The discovery of graphene, a plain, thin carbon flake around one atom thick by Andrei Geim and Konstantin Novoselov awarded them the Nobel prize in physics in 2010. Graphene has unique properties such as it conducts electricity as efficiently as copper. It conducts heat better than the other known materials.
It is possible to obtain variations in the properties of graphene by making graphene as belts with varying widths known as nanoribbons. They are produced by subjecting carbon nanotubes to oxygen treatment so that they unzip into nanoribbons. However, this procedure leaves oxygen atoms on nanoribbon edges, which is undesirable.
Researches have shown that reactions with molecular hydrogen could unzip single-walled carbon nanotubes. These nanoribbons have hydrogen atoms on the edges that could facilitate some applications. According to Alexandr Talyzin, physicist at Umeå University in Sweden, he has been researching for more than ten years on how hydrogen reacts with fullerenes, or football-shaped carbon molecules and this discovery is an extension of that work.

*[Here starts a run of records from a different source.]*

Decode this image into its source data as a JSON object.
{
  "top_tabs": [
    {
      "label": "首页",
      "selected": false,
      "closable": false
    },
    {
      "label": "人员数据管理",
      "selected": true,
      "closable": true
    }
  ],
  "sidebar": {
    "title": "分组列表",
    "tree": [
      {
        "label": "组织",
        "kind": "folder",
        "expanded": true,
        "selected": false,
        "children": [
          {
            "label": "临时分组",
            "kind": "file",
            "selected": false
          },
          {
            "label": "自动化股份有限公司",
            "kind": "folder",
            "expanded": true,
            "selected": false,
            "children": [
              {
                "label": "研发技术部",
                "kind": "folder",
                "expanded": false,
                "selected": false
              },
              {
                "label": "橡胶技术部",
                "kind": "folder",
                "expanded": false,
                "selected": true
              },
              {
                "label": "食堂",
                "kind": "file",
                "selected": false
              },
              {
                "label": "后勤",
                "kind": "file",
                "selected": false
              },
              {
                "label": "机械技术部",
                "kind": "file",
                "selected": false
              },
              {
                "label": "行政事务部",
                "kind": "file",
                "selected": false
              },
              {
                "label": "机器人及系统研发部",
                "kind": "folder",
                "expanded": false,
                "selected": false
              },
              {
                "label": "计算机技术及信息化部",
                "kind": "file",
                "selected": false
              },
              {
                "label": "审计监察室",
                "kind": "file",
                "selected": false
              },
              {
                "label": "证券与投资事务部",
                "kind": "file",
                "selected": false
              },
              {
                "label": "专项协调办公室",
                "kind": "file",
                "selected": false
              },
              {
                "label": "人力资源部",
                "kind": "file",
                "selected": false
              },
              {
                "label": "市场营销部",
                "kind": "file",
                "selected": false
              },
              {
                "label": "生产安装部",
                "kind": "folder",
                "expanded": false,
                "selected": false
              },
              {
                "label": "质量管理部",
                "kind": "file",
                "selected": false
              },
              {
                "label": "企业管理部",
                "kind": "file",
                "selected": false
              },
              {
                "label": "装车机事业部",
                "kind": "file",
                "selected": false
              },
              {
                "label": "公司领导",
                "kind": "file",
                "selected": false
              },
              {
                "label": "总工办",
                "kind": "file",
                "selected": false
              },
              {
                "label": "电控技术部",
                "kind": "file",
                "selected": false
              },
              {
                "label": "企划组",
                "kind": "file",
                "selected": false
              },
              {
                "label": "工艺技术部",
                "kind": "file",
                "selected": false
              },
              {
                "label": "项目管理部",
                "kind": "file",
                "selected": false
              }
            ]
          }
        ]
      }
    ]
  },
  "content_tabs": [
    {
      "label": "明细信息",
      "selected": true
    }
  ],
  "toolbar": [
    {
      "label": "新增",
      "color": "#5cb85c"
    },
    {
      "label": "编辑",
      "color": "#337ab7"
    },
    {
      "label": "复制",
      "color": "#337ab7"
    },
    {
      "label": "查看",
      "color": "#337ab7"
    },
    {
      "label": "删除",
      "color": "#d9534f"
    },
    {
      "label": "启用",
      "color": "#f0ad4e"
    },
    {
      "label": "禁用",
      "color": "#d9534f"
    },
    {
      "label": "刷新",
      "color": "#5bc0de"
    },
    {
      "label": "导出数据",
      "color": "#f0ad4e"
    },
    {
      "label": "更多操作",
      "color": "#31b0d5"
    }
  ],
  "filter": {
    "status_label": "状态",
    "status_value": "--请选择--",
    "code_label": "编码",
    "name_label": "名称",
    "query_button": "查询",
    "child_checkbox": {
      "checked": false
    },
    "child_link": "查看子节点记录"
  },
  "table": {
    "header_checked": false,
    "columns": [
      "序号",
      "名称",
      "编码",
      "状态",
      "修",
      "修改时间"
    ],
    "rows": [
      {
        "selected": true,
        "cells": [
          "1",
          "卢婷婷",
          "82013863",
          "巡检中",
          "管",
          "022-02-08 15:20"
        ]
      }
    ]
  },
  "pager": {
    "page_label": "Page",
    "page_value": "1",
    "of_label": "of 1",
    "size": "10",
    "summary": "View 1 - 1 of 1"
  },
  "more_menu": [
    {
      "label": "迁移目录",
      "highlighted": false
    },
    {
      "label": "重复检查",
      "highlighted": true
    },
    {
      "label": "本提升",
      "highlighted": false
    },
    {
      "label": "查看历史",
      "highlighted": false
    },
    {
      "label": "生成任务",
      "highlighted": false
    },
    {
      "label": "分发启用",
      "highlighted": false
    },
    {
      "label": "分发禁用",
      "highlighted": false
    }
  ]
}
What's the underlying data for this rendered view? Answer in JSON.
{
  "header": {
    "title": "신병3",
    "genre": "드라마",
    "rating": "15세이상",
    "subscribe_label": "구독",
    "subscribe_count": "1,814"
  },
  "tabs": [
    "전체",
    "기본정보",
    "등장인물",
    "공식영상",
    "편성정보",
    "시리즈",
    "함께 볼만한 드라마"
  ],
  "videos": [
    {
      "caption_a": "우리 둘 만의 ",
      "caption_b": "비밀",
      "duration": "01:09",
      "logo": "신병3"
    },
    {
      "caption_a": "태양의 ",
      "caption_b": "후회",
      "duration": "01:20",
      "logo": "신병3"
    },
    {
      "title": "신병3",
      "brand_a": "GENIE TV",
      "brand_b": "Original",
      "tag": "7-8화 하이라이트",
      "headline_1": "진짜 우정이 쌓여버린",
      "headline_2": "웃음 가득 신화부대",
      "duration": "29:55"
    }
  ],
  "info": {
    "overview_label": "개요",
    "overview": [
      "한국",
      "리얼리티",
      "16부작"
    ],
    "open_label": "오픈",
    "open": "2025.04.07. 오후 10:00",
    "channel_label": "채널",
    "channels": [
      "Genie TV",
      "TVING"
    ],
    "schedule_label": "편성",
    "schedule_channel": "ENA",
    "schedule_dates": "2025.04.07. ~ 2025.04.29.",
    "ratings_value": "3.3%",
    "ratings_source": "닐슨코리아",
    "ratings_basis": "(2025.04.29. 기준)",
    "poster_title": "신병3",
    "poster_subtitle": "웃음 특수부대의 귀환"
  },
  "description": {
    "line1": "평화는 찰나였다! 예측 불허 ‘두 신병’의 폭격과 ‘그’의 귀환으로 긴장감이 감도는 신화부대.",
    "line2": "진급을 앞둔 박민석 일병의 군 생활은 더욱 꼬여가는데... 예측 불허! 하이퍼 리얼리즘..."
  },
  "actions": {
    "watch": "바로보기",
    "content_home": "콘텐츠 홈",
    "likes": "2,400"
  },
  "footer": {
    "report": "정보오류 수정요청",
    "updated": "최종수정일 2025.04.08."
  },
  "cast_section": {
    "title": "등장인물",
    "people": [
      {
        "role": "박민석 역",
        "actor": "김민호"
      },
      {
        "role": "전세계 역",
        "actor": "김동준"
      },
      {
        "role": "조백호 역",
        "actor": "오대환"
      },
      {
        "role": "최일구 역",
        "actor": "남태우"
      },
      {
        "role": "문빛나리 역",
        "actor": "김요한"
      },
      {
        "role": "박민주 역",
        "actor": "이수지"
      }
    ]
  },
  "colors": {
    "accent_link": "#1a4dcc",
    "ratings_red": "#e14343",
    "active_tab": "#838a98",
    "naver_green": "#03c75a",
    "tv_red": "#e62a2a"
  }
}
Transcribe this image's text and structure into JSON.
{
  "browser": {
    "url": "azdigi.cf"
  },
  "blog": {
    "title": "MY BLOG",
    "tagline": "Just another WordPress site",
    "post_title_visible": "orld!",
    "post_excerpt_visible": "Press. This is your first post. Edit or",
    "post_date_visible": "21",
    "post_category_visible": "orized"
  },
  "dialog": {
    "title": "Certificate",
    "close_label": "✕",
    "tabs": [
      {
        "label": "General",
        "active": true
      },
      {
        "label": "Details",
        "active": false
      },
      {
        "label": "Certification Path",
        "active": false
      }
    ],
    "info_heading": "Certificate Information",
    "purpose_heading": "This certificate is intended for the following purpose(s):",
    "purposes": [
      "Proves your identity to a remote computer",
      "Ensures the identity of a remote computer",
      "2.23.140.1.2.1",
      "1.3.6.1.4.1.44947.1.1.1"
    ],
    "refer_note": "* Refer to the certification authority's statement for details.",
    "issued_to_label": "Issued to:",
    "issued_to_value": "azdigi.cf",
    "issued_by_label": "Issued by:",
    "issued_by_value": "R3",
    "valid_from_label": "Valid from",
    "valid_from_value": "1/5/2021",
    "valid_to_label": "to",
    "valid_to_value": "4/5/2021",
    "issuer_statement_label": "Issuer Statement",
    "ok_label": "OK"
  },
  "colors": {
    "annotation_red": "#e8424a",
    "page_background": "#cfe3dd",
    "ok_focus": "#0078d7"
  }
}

Nanotubes are sealed with semi-spherical cups that are fullerene molecules divided into two. In an earlier research, the team had discovered that strong hydrogenation could destroy fullerene molecules, yet they tried to unzip the nanotube end cups with hydrogenation and were surprised at the results. Some nanotubes were subjected to unzipping resulting in graphene nanoribbons after hydrogen treatment over long periods. When the nanotube is unzipped with hydrogen bound to the side walls, this results in synthesis of hydrogenated graphene known as graphane.
Until now scientists had tried to synthesize graphane by hydrogen reaction with graphene. This method is not easy when the graphene has been supported on a substrate and one side only can be used for the reaction. Hydrogen reacts easily with curved surfaces of carbon nanotubes.